What can you use a 529 plan for?

  • College and universities, graduate programs, vocational and trade schools, or an apprenticeship that is registered and certified with the Secretary of Labor
  • Room and board
  • Computers and laptops
  • Books and other tools, if required by the school.1
  • K-12 tuition expenses at a private, public or parochial school (up to $10,000 per year per student.) For more info, click here

These are considered qualified expenses, so withdrawals to pay for such items can be made tax-free.1

Are there other special advantages of a 529 Plan?

Plenty, including:

  • Special tax deductions for DC taxpayers2
  • Tax-deferred investment growth
  • Gift- and estate-tax benefits
  • Low investment fees, and more.

Where can you use your 529 savings?

Money from a DC College Savings Plan can be used for qualified expenses at eligible colleges, universities and vocational schools worldwide, not just in DC.3

What makes a 529 plan so different?

Unlike taxable college savings vehicles, 529 contributions grow free of federal and District taxes.1 The difference can be significant, as shown in the chart below.

Tax_Deferred_730x458.png

If you open a 529 account with an initial investment of $2,500 and contributed $100 every month for 18 years, there could be over $6,300 more for a qualified distribution than the same investment in a taxable account.1

Assumptions: $2,500 initial investment with subsequent monthly investments of $100 for a period of 18 years; annual rate of return on investment of 5% and no funds withdrawn during the time period specified; and taxpayer is in the 30% federal income tax bracket for all options at the time of contributions and distribution. This hypothetical example is for illustrative purposes only. It does not reflect an actual investment in any particular 529 plan or any taxes payable upon distribution.

 

1Earnings on non-qualified withdrawals may be subject to federal income tax and a 10% federal penalty tax, as well as state and local income taxes and recapture of DC tax deductions.
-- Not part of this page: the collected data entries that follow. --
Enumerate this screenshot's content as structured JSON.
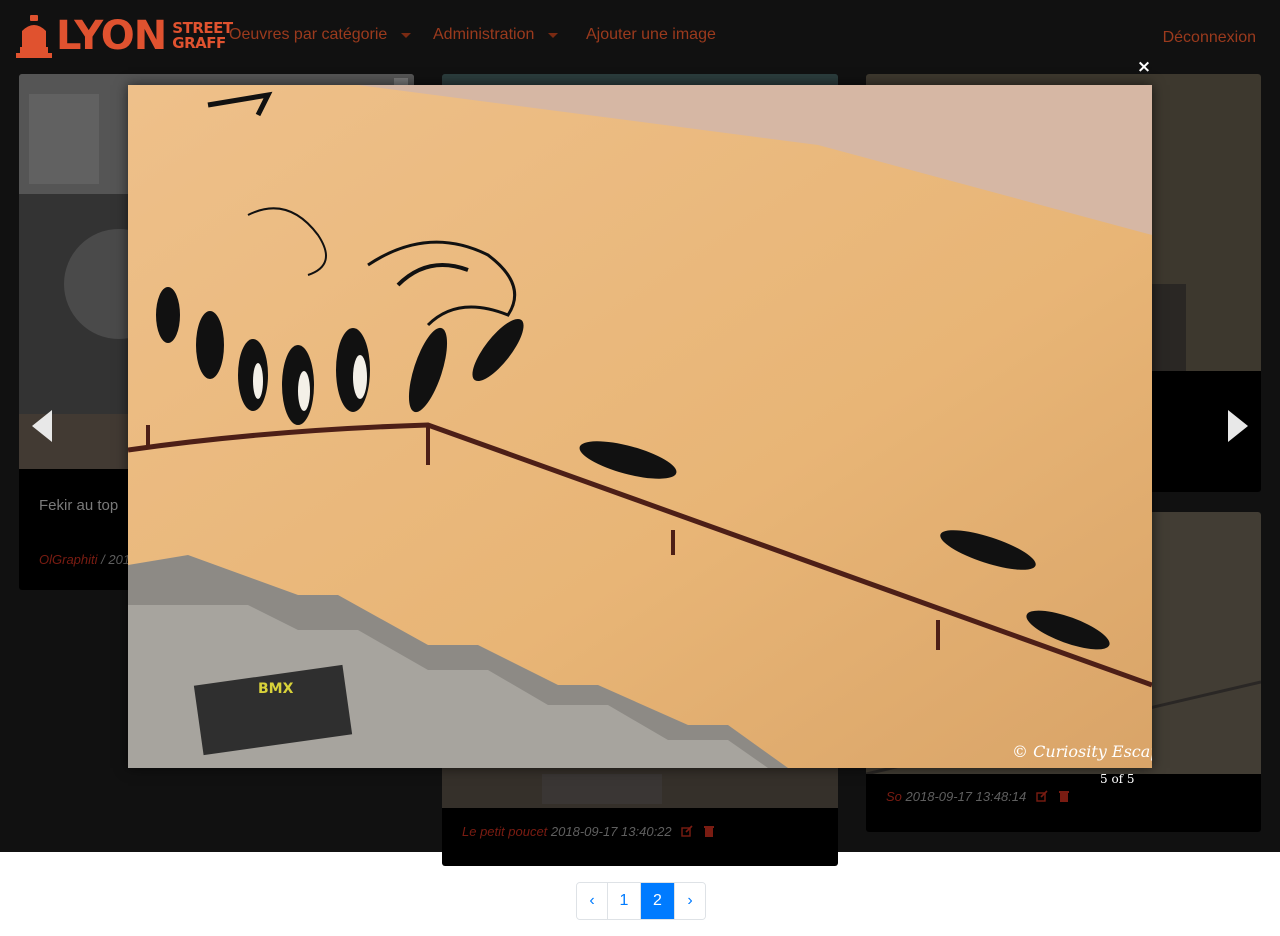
{
  "navbar": {
    "brand_word": "LYON",
    "brand_sub_1": "STREET",
    "brand_sub_2": "GRAFF",
    "menu": [
      {
        "label": "Oeuvres par catégorie",
        "has_caret": true
      },
      {
        "label": "Administration",
        "has_caret": true
      },
      {
        "label": "Ajouter une image",
        "has_caret": false
      }
    ],
    "logout_label": "Déconnexion"
  },
  "cards": [
    {
      "title": "Fekir au top",
      "author": "OlGraphiti",
      "date": "201"
    },
    {
      "title": "",
      "author": "Le petit poucet",
      "date": "2018-09-17 13:40:22"
    },
    {
      "title": "",
      "author": "So",
      "date": "2018-09-17 13:48:14"
    }
  ],
  "lightbox": {
    "close_symbol": "×",
    "counter": "5 of 5",
    "watermark": "© Curiosity Escapes"
  },
  "pagination": {
    "prev": "‹",
    "pages": [
      "1",
      "2"
    ],
    "active_page": "2",
    "next": "›"
  },
  "colors": {
    "brand": "#e0522f",
    "nav_link": "#9b3a1d",
    "accent": "#007bff"
  }
}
Tax and other benefits are contingent on meeting other requirements and certain withdrawals are subject to federal, state, and local taxes.

2DC taxpayers who contribute to the DC College Savings Plan can deduct up to $4,000 in Plan contributions from their federal adjusted gross income each year on their DC tax return (up to $8,000 for married couples or domestic partners filing jointly if both own accounts).

Contributions by DC taxpayers in excess of the annual limit can be carried forward and deducted in future years on their DC tax return. If a participant makes a non-qualified withdrawal or a transfer/rollover to another state's program within two (2) years of opening the account, the amount of the deduction is "recaptured" and must be included in the participant's District of Columbia income.

Check with your tax advisor to see how 529 plans are treated for income tax purposes.

3An eligible institution is one that is eligible for federal financial aid programs.